Although the gig at Disney really rejuvenated me in many ways, I was still at school the other half of the day so I can't say that I was totally cured. Seeing someone like Miyasan, who was energetic, happy, and still willing to learn something new, started to give me a new perspective. He was in his 60's and yet he seemed like he was having a blast! How the heck was he still enjoying this 'work' after doing it for so long?? It was beyond me, but then again I was kind of a sleep-deprived, cranky a-hole back then who took everything way too seriously. Somehow I knew that if I wanted to have a career like his, I had to stop looking at everything as work and find in it what I enjoyed so much as a kid.
The defining moment came one day when Miyasan was kind enough to bring in his portfolio of the work he accumulated during his career. I had only known the work he did for us at Disney but I remembered Yumi telling me he was an animator in Japan for some time. I was hoping to see some of this 'animation'. What I saw left me speechless and people ALWAYS tell me the shut up. Growing up, my main influences were Disney animation, comic books, and Japanese anime, namely this show that was called G-Force here in the states. I grew up on all the shows and books that featured this team of heores who flew around in a bitching spaceship dressed in bird costumes. It was the best thing ever! So you can imagine my fanboy freakout when Miyasan opened his portfolio and the 1st few pages featured his drawings of the initial design of all of the main characters. He was the animation director on that!!! I was floored. And that was just the beginning. He was an animator on Astroboy and a director/designer on about 20 other shows I used to watch as a kid. Page after page brought me immediately back to my childhood and those days that I had all the passion in the world for being creative. The guy who created all this stuff that influenced me to want to be creative as a kid sat in an office just down the hall, and I had no clue! It all came full circle. I would later find that he taught animation in Japan and had a bunch of amazing students who are leading the anime industry today. He came to the states to work at Disney and then to eventually retire and play golf.
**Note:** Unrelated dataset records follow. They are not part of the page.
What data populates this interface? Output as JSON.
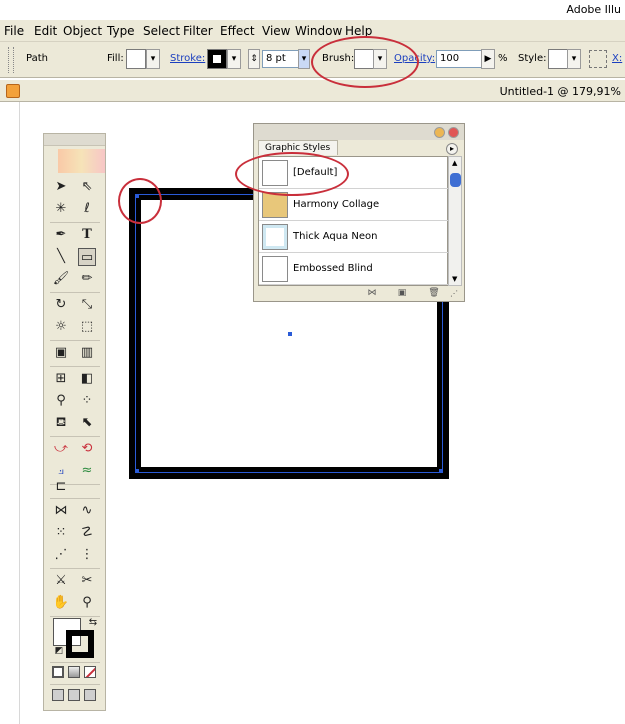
{
  "app_title": "Adobe Illu",
  "menu": [
    "File",
    "Edit",
    "Object",
    "Type",
    "Select",
    "Filter",
    "Effect",
    "View",
    "Window",
    "Help"
  ],
  "control_bar": {
    "object_type": "Path",
    "fill_label": "Fill:",
    "stroke_label": "Stroke:",
    "stroke_weight": "8 pt",
    "brush_label": "Brush:",
    "opacity_label": "Opacity:",
    "opacity_value": "100",
    "percent": "%",
    "style_label": "Style:",
    "cut_text": "X:"
  },
  "document": {
    "title": "Untitled-1 @ 179,91%"
  },
  "graphic_styles_panel": {
    "tab_label": "Graphic Styles",
    "menu_icon": "panel-menu-icon",
    "styles": [
      {
        "name": "[Default]",
        "thumb": "#ffffff"
      },
      {
        "name": "Harmony Collage",
        "thumb": "#e8c77a"
      },
      {
        "name": "Thick Aqua Neon",
        "thumb": "#cfe8f2"
      },
      {
        "name": "Embossed Blind",
        "thumb": "#ffffff"
      }
    ]
  },
  "colors": {
    "ui_bg": "#ece9d8",
    "link": "#1b3fbf",
    "selection": "#2a5bd7",
    "annotation": "#c92f3b",
    "stroke": "#000000"
  }
}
With Miyasan, I got to see the blueprint of a successful career - make that a legendary one. And he did it all with a smile on his face, just glad to be doing everything he was doing. He has touched so many people with what he has done (me included) and it really makes me feel fortunate to do what I do for a living. I may not reach as far as he did (can anyone?), but I now know that something I do now can have an impact on some kid out there who happens to love drawing and painting. I can safely say that after seeing his portfolio, every day at work has been a breath of fresh air. On his last day at Disney, I passed by his office to say bye one last time. The space was empty except for Miyasan, the drawing table, a piece of paper, and a pencil. Even on the day he retired, he was still drawing away! I thanked him for all he had done for me and he simply smiled and handed me this:
Thanks Miyasan! See ya at the links!